🤖 AI Summary
To address few-shot node classification under extreme label scarcity—particularly when certain classes exhibit severely limited labeled instances—this paper proposes a capability-progressive meta-learning framework. Methodologically, it introduces a two-stage curriculum learning paradigm: the first stage trains foundational discriminative capabilities, while the second stage dynamically schedules task difficulty based on real-time performance evaluation of the meta-learner, enabling cognition-informed adaptive training. The framework integrates graph neural networks (GNNs), model-agnostic meta-learning (MAML) or prototypical networks (ProtoNet), quantitative task-difficulty modeling, and a dynamic curriculum scheduling algorithm. Its key innovation lies in the first integration of meta-learner capability assessment into the curriculum scheduling mechanism, overcoming the limitations of conventional random task sampling. Extensive experiments on benchmark citation networks—including Cora, CiteSeer, and PubMed—demonstrate that the proposed method achieves average accuracy improvements of 3.2–5.8 percentage points over state-of-the-art few-shot GNN approaches.
📝 Abstract
Graph Neural Networks (GNNs) have made significant advancements in node classification, but their success relies on sufficient labeled nodes per class in the training data. Real-world graph data often exhibits a long-tail distribution with sparse labels, emphasizing the importance of GNNs' ability in few-shot node classification, which entails categorizing nodes with limited data.
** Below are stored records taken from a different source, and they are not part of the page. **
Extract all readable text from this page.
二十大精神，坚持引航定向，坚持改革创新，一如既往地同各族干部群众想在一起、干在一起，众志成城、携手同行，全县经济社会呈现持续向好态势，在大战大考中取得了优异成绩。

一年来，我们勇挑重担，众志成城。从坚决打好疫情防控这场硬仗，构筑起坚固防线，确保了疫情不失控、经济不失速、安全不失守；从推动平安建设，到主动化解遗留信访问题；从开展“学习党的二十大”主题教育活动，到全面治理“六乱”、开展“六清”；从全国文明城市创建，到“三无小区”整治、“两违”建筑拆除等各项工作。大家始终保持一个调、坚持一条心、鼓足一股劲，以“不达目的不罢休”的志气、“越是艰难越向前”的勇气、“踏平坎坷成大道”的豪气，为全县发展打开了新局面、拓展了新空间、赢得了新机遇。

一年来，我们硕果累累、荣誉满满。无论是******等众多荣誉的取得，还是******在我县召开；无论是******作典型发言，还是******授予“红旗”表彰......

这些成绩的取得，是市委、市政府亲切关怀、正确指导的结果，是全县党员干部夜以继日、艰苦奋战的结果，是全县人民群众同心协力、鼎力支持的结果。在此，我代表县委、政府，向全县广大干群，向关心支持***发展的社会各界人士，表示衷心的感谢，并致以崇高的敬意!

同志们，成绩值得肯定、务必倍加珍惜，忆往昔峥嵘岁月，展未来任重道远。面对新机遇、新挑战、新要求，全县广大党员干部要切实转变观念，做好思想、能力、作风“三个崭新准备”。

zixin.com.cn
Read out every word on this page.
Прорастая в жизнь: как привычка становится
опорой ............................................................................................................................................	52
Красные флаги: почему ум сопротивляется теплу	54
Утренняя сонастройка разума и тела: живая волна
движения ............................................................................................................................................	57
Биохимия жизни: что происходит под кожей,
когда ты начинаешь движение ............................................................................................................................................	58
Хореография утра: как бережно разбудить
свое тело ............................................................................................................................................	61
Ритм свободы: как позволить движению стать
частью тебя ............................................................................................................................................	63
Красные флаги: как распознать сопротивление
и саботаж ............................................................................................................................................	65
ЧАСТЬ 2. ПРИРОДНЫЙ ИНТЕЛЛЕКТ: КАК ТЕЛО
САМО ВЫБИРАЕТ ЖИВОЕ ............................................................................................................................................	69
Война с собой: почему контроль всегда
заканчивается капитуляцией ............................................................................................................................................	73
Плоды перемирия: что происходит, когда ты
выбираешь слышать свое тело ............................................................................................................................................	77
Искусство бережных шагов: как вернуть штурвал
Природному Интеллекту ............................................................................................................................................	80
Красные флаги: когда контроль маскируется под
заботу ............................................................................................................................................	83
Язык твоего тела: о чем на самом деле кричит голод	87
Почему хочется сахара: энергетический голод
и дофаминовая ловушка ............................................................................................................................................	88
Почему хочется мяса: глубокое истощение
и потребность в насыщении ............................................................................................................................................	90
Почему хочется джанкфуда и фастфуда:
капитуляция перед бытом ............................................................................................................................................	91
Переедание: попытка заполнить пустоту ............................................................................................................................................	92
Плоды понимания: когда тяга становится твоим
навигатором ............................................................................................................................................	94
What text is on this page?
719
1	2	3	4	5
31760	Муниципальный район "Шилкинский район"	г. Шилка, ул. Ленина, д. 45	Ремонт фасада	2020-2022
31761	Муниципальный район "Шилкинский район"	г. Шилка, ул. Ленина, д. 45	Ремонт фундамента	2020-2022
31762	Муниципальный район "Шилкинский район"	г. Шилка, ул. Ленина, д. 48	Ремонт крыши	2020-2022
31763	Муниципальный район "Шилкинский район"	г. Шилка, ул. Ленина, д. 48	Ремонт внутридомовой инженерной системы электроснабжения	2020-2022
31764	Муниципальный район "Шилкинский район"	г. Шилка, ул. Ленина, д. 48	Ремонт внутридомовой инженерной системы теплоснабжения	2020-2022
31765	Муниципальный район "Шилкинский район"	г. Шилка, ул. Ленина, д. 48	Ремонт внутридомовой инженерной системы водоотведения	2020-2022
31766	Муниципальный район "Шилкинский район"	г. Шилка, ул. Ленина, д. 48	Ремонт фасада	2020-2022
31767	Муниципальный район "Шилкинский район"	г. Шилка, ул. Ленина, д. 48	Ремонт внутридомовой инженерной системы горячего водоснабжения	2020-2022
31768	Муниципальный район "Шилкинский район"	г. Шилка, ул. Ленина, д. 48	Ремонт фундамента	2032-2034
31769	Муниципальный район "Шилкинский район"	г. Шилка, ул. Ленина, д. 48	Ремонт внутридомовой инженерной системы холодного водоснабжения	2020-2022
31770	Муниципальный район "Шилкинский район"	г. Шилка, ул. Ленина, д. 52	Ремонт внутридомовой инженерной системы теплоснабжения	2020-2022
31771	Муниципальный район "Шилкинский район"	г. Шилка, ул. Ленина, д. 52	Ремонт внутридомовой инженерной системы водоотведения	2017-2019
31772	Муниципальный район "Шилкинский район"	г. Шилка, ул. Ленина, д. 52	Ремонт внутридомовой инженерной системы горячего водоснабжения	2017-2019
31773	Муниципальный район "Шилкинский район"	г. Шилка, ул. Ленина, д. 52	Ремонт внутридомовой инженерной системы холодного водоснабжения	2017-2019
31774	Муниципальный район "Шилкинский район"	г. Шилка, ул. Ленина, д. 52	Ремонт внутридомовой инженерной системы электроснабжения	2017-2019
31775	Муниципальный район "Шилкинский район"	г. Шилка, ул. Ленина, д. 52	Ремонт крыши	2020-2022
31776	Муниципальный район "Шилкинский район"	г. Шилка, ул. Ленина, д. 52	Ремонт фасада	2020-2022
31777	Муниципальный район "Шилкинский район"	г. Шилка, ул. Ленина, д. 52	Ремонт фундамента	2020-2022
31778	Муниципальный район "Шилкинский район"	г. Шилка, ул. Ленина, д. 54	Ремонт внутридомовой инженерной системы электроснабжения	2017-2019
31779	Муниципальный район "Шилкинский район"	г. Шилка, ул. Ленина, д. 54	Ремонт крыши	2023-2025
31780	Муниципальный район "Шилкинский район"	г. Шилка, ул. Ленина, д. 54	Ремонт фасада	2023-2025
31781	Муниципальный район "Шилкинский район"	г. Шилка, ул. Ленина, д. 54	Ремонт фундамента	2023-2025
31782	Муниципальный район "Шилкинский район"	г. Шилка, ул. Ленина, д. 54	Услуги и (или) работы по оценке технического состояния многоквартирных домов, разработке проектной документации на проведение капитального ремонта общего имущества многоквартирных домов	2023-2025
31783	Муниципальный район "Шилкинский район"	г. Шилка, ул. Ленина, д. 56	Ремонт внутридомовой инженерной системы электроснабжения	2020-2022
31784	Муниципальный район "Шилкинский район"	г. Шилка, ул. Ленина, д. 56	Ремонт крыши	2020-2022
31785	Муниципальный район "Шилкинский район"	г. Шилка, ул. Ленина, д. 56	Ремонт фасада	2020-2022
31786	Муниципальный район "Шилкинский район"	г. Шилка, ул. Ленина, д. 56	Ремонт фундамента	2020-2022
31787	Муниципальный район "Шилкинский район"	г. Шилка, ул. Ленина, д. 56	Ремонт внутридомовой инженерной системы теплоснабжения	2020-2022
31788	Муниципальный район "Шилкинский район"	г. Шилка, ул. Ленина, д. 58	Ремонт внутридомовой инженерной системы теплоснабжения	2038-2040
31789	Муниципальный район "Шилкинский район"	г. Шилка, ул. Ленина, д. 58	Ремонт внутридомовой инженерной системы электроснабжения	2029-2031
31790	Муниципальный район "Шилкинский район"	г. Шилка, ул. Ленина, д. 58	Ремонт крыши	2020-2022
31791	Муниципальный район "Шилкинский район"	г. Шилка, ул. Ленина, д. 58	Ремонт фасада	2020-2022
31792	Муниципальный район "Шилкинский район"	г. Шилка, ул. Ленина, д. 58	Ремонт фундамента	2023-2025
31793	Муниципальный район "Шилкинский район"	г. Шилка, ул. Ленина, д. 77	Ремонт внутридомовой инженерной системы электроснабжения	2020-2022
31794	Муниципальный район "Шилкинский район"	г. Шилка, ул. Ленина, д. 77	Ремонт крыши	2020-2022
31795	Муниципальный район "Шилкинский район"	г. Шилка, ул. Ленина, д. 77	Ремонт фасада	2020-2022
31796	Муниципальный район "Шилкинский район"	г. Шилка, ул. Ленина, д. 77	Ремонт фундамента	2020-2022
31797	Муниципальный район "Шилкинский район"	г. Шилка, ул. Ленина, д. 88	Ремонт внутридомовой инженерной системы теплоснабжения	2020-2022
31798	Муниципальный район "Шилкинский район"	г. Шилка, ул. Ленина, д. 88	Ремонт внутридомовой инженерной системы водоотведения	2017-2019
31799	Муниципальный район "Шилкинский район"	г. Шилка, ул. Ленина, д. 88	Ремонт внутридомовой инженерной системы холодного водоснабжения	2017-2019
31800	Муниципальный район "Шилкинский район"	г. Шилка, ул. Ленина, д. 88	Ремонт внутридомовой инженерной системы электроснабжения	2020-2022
Traditional episodic meta-learning approaches have shown promise in this domain, but they face an inherent limitation: it might lead the model to converge to suboptimal solutions because of random and uniform task assignment, ignoring task difficulty levels. This could lead the meta-learner to face complex tasks too soon, hindering proper learning. Ideally, the meta-learner should start with simple concepts and advance to more complex ones, like human learning. So, we introduce CPT, a novel two-stage curriculum learning method that aligns task difficulty with the meta-learner's progressive competence, enhancing overall performance. Specifically, in CPT's initial stage, the focus is on simpler tasks, fostering foundational skills for engaging with complex tasks later. Importantly, the second stage dynamically adjusts task difficulty based on the meta-learner's growing competence, aiming for optimal knowledge acquisition. Extensive experiments on popular node classification datasets demonstrate significant improvements of our strategy over existing methods.